The Montessori method and learning environment for preschool (ages 3-5) is built around the concept of a three-year, multi-age classroom. Why do we believe in this concept, and what are we able to provide for our students when we refer to student mentors?
The purpose of the multi-age classroom is to encourage older children to serve as leaders, both academically and socially. Younger children learn more readily from their peers through imitative learning and peer-to-peer teaching. And we all know, that children are more likely to listen to their peers for instruction and guidance than they may do to adults in their lives. And as Montessorians, we love to explore and build on this tendency at this very important developmental stage of our students.
Peer teaching often develops spontaneously, after all, who hasn’t watched a group of young children play ‘school’, ‘house’ or ‘family’ together? In the Montessori environment, we encourage our teachers to take advantage of this natural tendency and actively develop classroom mentors.
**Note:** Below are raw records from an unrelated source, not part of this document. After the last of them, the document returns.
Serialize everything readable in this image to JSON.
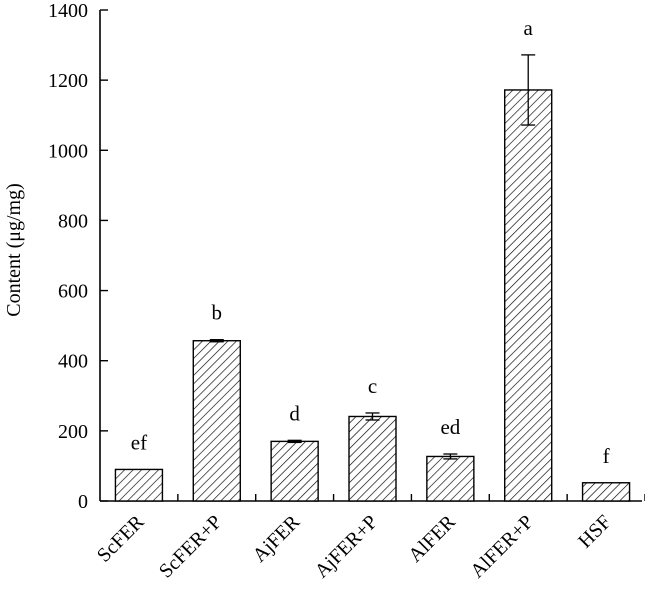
{
  "chart_data": {
    "type": "bar",
    "title": "",
    "xlabel": "",
    "ylabel": "Content (μg/mg)",
    "ylim": [
      0,
      1400
    ],
    "yticks": [
      0,
      200,
      400,
      600,
      800,
      1000,
      1200,
      1400
    ],
    "categories": [
      "ScFER",
      "ScFER+P",
      "AjFER",
      "AjFER+P",
      "AlFER",
      "AlFER+P",
      "HSF"
    ],
    "values": [
      90,
      457,
      170,
      241,
      127,
      1172,
      52
    ],
    "errors": [
      0,
      3,
      3,
      10,
      7,
      100,
      0
    ],
    "significance": [
      "ef",
      "b",
      "d",
      "c",
      "ed",
      "a",
      "f"
    ],
    "fill_pattern": "diagonal-hatch",
    "grid": false,
    "legend": "none"
  }
}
Student Mentors – How does it work?
In a class of very young children, we guide the more mature children to model proper classroom behavior. We gather two or three of the older children and let them know that we have observed some of the younger children, and identified a need for their support in learning about the classroom. We encourage the older children to engage their young peers in lessons that they had when they were younger. They can even gather a small group of younger children for a demonstration to help settle them.
Older students also benefit from being a role model. Sometimes, a little added responsibility can help an older student mature even further. When older students lose focus, we have found that one of the best ways to positively reengage them is to promote their natural leadership qualities. When they learn that a younger student is relying on them to guide them along the way, we truly see some magic in that we can watch both students blossom under their newly developed relationship.
Of course, as the guide for all our students, we need to model behavior we expect from our student mentors. That is why it is so important to have on-going conversations with the older students about their responsibilities and our expectations. They will soon realize that not only are they helping us and their younger peers, they are helping the whole class. And be ready to become a witness to our student mentor striving to work even harder to succeed.
Our Student Mentors – Leadership skills and sense of family developed
Developing student mentors is more than simply asking an older child to help a younger child. It is all about mentoring a true leader and showing them the ‘ropes’ of how to lead and help others. When we take the time to cultivate leaders in our Montessori environment, we see that it is another critical piece of the carefully prepared environment, and the overall success of all our students.
We always refer to our Montessori classroom family, and it truly is one of a kind, and our student mentorship approach is a big part of what brings our students together, creating a sense of belonging in everyone.